What wasn’t obvious to the less experienced operator was the precise nature of the heater’s burner management system (BMS) and the measurements that participated in a trip. Like most BMSs, fuel gas pressure at the burner provided a safeguard against flame instability and a high-pressure trip was configured—but in this case was a differential pressure, since the heater connected directly to the air flowing into the fluidized catalyst bed. Feeling the pressure to get the process underway before becoming starved for steam, the board man was pushing the heater hard, until it suddenly tripped. The question was, shouldn’t there have been a pre-alarm?

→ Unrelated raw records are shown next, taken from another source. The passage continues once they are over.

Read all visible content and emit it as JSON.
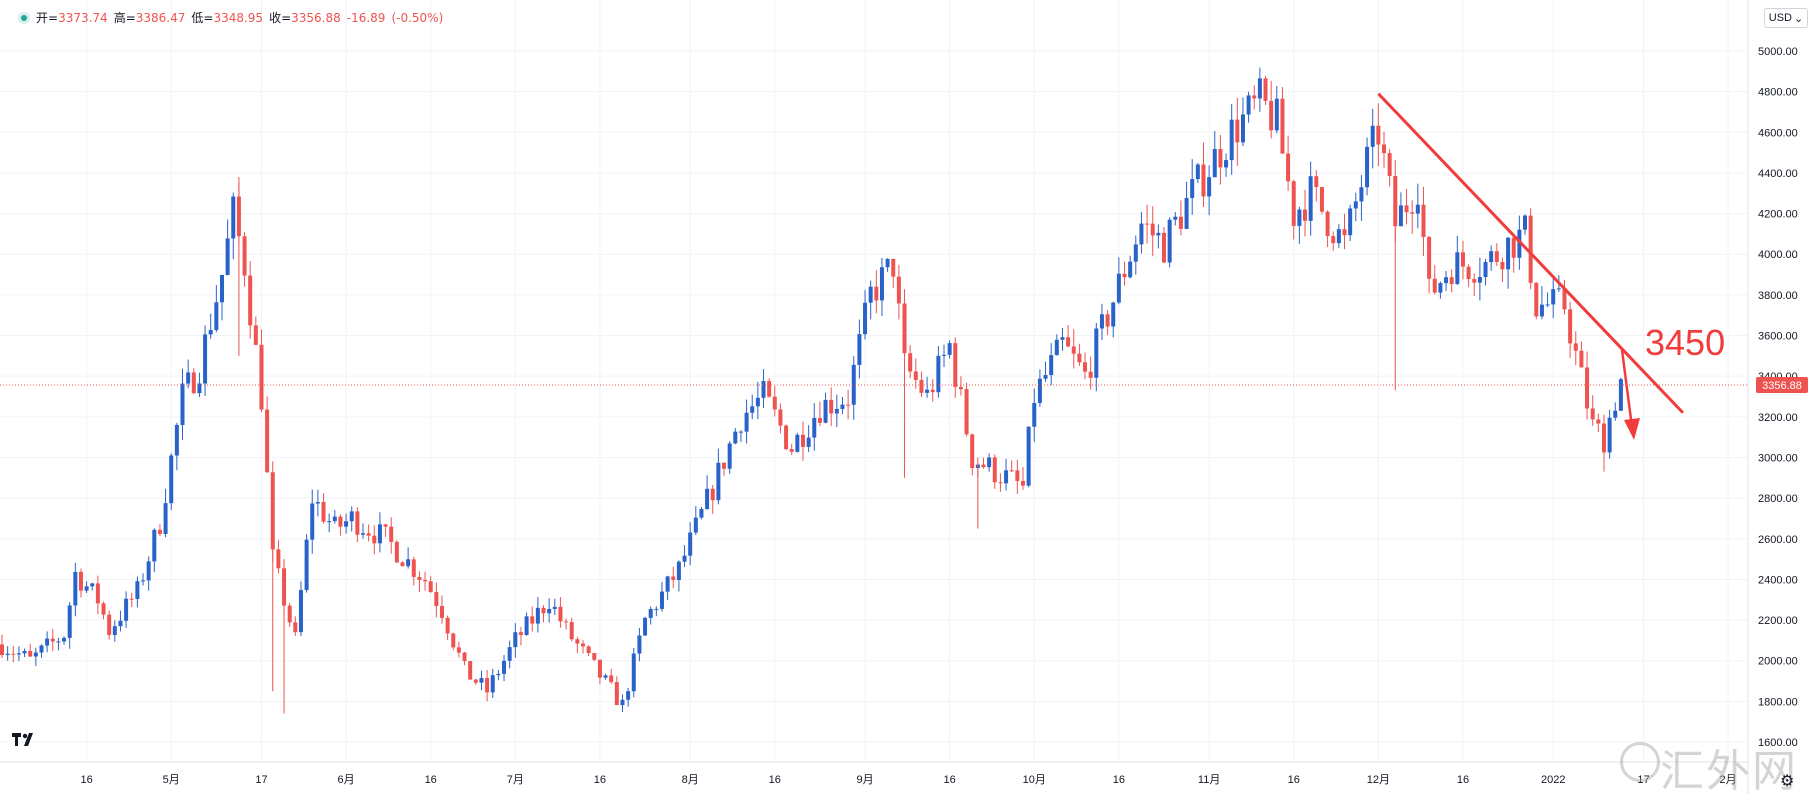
{
  "ohlc": {
    "open_label": "开=",
    "open": "3373.74",
    "high_label": "高=",
    "high": "3386.47",
    "low_label": "低=",
    "low": "3348.95",
    "close_label": "收=",
    "close": "3356.88",
    "change": "-16.89",
    "change_pct": "(-0.50%)"
  },
  "currency_button": "USD",
  "annotation_text": "3450",
  "watermark_text": "汇外网",
  "colors": {
    "up": "#2962c8",
    "down": "#ef5350",
    "annotation": "#f23b3b",
    "grid": "#f0f3fa"
  },
  "chart_data": {
    "type": "candlestick",
    "y_ticks": [
      1600,
      1800,
      2000,
      2200,
      2400,
      2600,
      2800,
      3000,
      3200,
      3400,
      3600,
      3800,
      4000,
      4200,
      4400,
      4600,
      4800,
      5000
    ],
    "y_tick_labels": [
      "1600.00",
      "1800.00",
      "2000.00",
      "2200.00",
      "2400.00",
      "2600.00",
      "2800.00",
      "3000.00",
      "3200.00",
      "3400.00",
      "3600.00",
      "3800.00",
      "4000.00",
      "4200.00",
      "4400.00",
      "4600.00",
      "4800.00",
      "5000.00"
    ],
    "ylim": [
      1470,
      5200
    ],
    "x_tick_labels": [
      "16",
      "5月",
      "17",
      "6月",
      "16",
      "7月",
      "16",
      "8月",
      "16",
      "9月",
      "16",
      "10月",
      "16",
      "11月",
      "16",
      "12月",
      "16",
      "2022",
      "17",
      "2月"
    ],
    "current_price": "3356.88",
    "trendline": {
      "from": {
        "date": "2021-12-01",
        "price": 4790
      },
      "to": {
        "date": "2022-01-24",
        "price": 3220
      }
    },
    "projection": "down",
    "close_path": [
      [
        "2021-04-01",
        2080
      ],
      [
        "2021-04-06",
        2000
      ],
      [
        "2021-04-12",
        2130
      ],
      [
        "2021-04-14",
        2430
      ],
      [
        "2021-04-18",
        2300
      ],
      [
        "2021-04-20",
        2150
      ],
      [
        "2021-04-25",
        2340
      ],
      [
        "2021-04-29",
        2680
      ],
      [
        "2021-05-03",
        3300
      ],
      [
        "2021-05-06",
        3450
      ],
      [
        "2021-05-10",
        3900
      ],
      [
        "2021-05-12",
        4200
      ],
      [
        "2021-05-14",
        3950
      ],
      [
        "2021-05-17",
        3300
      ],
      [
        "2021-05-19",
        2500
      ],
      [
        "2021-05-21",
        2300
      ],
      [
        "2021-05-23",
        2100
      ],
      [
        "2021-05-26",
        2800
      ],
      [
        "2021-05-30",
        2650
      ],
      [
        "2021-06-02",
        2700
      ],
      [
        "2021-06-08",
        2600
      ],
      [
        "2021-06-15",
        2400
      ],
      [
        "2021-06-18",
        2250
      ],
      [
        "2021-06-22",
        1950
      ],
      [
        "2021-06-26",
        1850
      ],
      [
        "2021-07-01",
        2100
      ],
      [
        "2021-07-07",
        2300
      ],
      [
        "2021-07-10",
        2150
      ],
      [
        "2021-07-14",
        2000
      ],
      [
        "2021-07-20",
        1780
      ],
      [
        "2021-07-24",
        2200
      ],
      [
        "2021-07-30",
        2450
      ],
      [
        "2021-08-05",
        2850
      ],
      [
        "2021-08-10",
        3200
      ],
      [
        "2021-08-14",
        3300
      ],
      [
        "2021-08-19",
        3050
      ],
      [
        "2021-08-24",
        3250
      ],
      [
        "2021-08-29",
        3300
      ],
      [
        "2021-09-02",
        3800
      ],
      [
        "2021-09-06",
        3950
      ],
      [
        "2021-09-08",
        3450
      ],
      [
        "2021-09-12",
        3300
      ],
      [
        "2021-09-16",
        3550
      ],
      [
        "2021-09-20",
        3000
      ],
      [
        "2021-09-23",
        2950
      ],
      [
        "2021-09-29",
        2850
      ],
      [
        "2021-10-01",
        3300
      ],
      [
        "2021-10-06",
        3550
      ],
      [
        "2021-10-10",
        3400
      ],
      [
        "2021-10-14",
        3700
      ],
      [
        "2021-10-20",
        4150
      ],
      [
        "2021-10-24",
        4050
      ],
      [
        "2021-10-29",
        4300
      ],
      [
        "2021-11-05",
        4600
      ],
      [
        "2021-11-10",
        4750
      ],
      [
        "2021-11-13",
        4650
      ],
      [
        "2021-11-16",
        4200
      ],
      [
        "2021-11-19",
        4300
      ],
      [
        "2021-11-25",
        4050
      ],
      [
        "2021-11-29",
        4450
      ],
      [
        "2021-12-01",
        4600
      ],
      [
        "2021-12-04",
        4150
      ],
      [
        "2021-12-08",
        4350
      ],
      [
        "2021-12-10",
        3800
      ],
      [
        "2021-12-14",
        3950
      ],
      [
        "2021-12-20",
        3950
      ],
      [
        "2021-12-24",
        4050
      ],
      [
        "2021-12-27",
        4100
      ],
      [
        "2021-12-29",
        3750
      ],
      [
        "2022-01-03",
        3750
      ],
      [
        "2022-01-05",
        3500
      ],
      [
        "2022-01-08",
        3150
      ],
      [
        "2022-01-10",
        3100
      ],
      [
        "2022-01-13",
        3380
      ]
    ]
  }
}
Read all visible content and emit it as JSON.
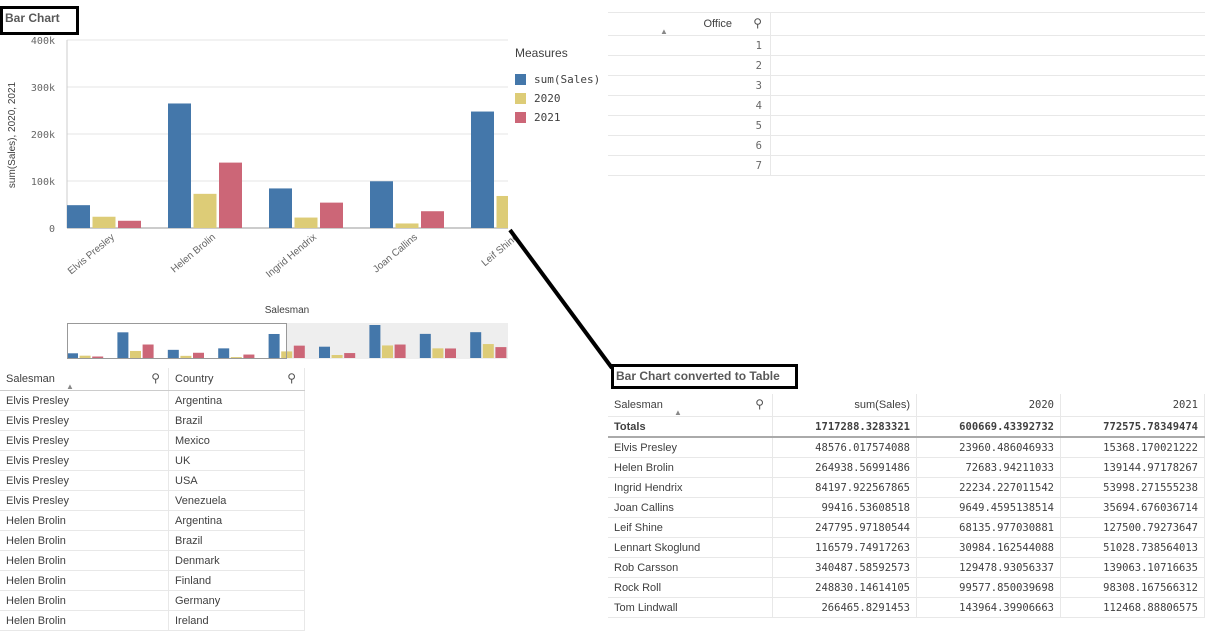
{
  "bar_chart": {
    "title": "Bar Chart",
    "legend_title": "Measures"
  },
  "chart_data": {
    "type": "bar",
    "title": "Bar Chart",
    "xlabel": "Salesman",
    "ylabel": "sum(Sales), 2020, 2021",
    "ylim": [
      0,
      400000
    ],
    "yticks": [
      "0",
      "100k",
      "200k",
      "300k",
      "400k"
    ],
    "categories": [
      "Elvis Presley",
      "Helen Brolin",
      "Ingrid Hendrix",
      "Joan Callins",
      "Leif Shine",
      "Lennart Skoglund",
      "Rob Carsson",
      "Rock Roll",
      "Tom Lindwall"
    ],
    "visible_categories": 5,
    "series": [
      {
        "name": "sum(Sales)",
        "color": "#4477aa",
        "values": [
          48576.02,
          264938.57,
          84197.92,
          99416.54,
          247795.97,
          116579.75,
          340487.59,
          248830.15,
          266465.83
        ]
      },
      {
        "name": "2020",
        "color": "#ddcc77",
        "values": [
          23960.49,
          72683.94,
          22234.23,
          9649.46,
          68135.98,
          30984.16,
          129478.93,
          99577.85,
          143964.4
        ]
      },
      {
        "name": "2021",
        "color": "#cc6677",
        "values": [
          15368.17,
          139144.97,
          53998.27,
          35694.68,
          127500.79,
          51028.74,
          139063.11,
          98308.17,
          112468.89
        ]
      }
    ],
    "legend": "right",
    "grid": true
  },
  "office_table": {
    "header": "Office",
    "rows": [
      "1",
      "2",
      "3",
      "4",
      "5",
      "6",
      "7"
    ]
  },
  "left_table": {
    "headers": [
      "Salesman",
      "Country"
    ],
    "rows": [
      [
        "Elvis Presley",
        "Argentina"
      ],
      [
        "Elvis Presley",
        "Brazil"
      ],
      [
        "Elvis Presley",
        "Mexico"
      ],
      [
        "Elvis Presley",
        "UK"
      ],
      [
        "Elvis Presley",
        "USA"
      ],
      [
        "Elvis Presley",
        "Venezuela"
      ],
      [
        "Helen Brolin",
        "Argentina"
      ],
      [
        "Helen Brolin",
        "Brazil"
      ],
      [
        "Helen Brolin",
        "Denmark"
      ],
      [
        "Helen Brolin",
        "Finland"
      ],
      [
        "Helen Brolin",
        "Germany"
      ],
      [
        "Helen Brolin",
        "Ireland"
      ]
    ]
  },
  "converted": {
    "title": "Bar Chart converted to Table",
    "headers": [
      "Salesman",
      "sum(Sales)",
      "2020",
      "2021"
    ],
    "totals": [
      "Totals",
      "1717288.3283321",
      "600669.43392732",
      "772575.78349474"
    ],
    "rows": [
      [
        "Elvis Presley",
        "48576.017574088",
        "23960.486046933",
        "15368.170021222"
      ],
      [
        "Helen Brolin",
        "264938.56991486",
        "72683.94211033",
        "139144.97178267"
      ],
      [
        "Ingrid Hendrix",
        "84197.922567865",
        "22234.227011542",
        "53998.271555238"
      ],
      [
        "Joan Callins",
        "99416.53608518",
        "9649.4595138514",
        "35694.676036714"
      ],
      [
        "Leif Shine",
        "247795.97180544",
        "68135.977030881",
        "127500.79273647"
      ],
      [
        "Lennart Skoglund",
        "116579.74917263",
        "30984.162544088",
        "51028.738564013"
      ],
      [
        "Rob Carsson",
        "340487.58592573",
        "129478.93056337",
        "139063.10716635"
      ],
      [
        "Rock Roll",
        "248830.14614105",
        "99577.850039698",
        "98308.167566312"
      ],
      [
        "Tom Lindwall",
        "266465.8291453",
        "143964.39906663",
        "112468.88806575"
      ]
    ]
  }
}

A brief investigation revealed there was a pre-alarm configured, but for some reason it had been suppressed for months. The normal suppression timeout of two shifts wasn't in force for this measurement; it wasn’t meaningful during months or years of normal production, and automation that might have normally ensured it was back in force wasn’t applied to the suppression parameter. In this case, a startup was delayed, which may have meant many thousands of dollars in lost opportunity. What about alarms that are even more impactful?
That an instrument accurately responds to a changing process condition (e.g., differential pressure) and invokes an alarm at a meaningful setpoint requires not only that the device is properly and routinely calibrated. How often do we coast through routine calibrations without specifically noting that any and all configured alarms are invoked? When an alarm is claimed as a safeguard in a layer of protection analysis (LOPA), the risk mitigation depends on a minimum of three (potentially unreliable) aspects: first, that the measurement is good (accurate, stable, timely, etc.). Second, that the alarm is enabled and annunciates at the proper setpoint with the assigned priority (which also confirms that bus and/or network subsystems are healthy). And third, that the operator can respond to the alarm (i.e. isn’t distracted or detained, and doesn’t dismiss it because it rings in all the time), and undertakes actions that will mitigate the risk. Like a three-legged stool, if any leg is wobbly or broken, you’ve got nowhere safe to park your assets.
“LOPA listed” alarms have emerged in greater numbers as risk tolerance has decreased along with historic credits for innate mitigation (e.g., a safety relief valve or rupture disk). A once-in-10-year consequence that was tolerable a decade ago—say, a financial hit of $100,000—is now something requiring action, and the old mitigations aren’t enough to cover it. Controls, alarms and interlocks that previously warranted no special management have been called upon to bridge some of the gaps. So now, the operate & maintain forces face an onslaught of new testing and validation, while corporate leaders will tolerate little that might negatively impact the bottom line (i.e., adding people). The business is showered with the promises of AI, big data, digitalization, etc., but no one mentions the tedious slog required to prove the automation system will keep the scary process within its bounds.
The magic of AI or a well-tuned digital twin might have been clever enough to forewarn the novice operator that he was careening too close to the edge, where the process has never been. But data for startups and shutdowns is meager for a well-functioning continuous plant, and often the troubles of one startup aren’t repeated (or remembered) in the next. Similar to alarm rationalization, validation and enforcement of LOPA-listed alarm limits for various operating states has become yet another laborious but necessary undertaking.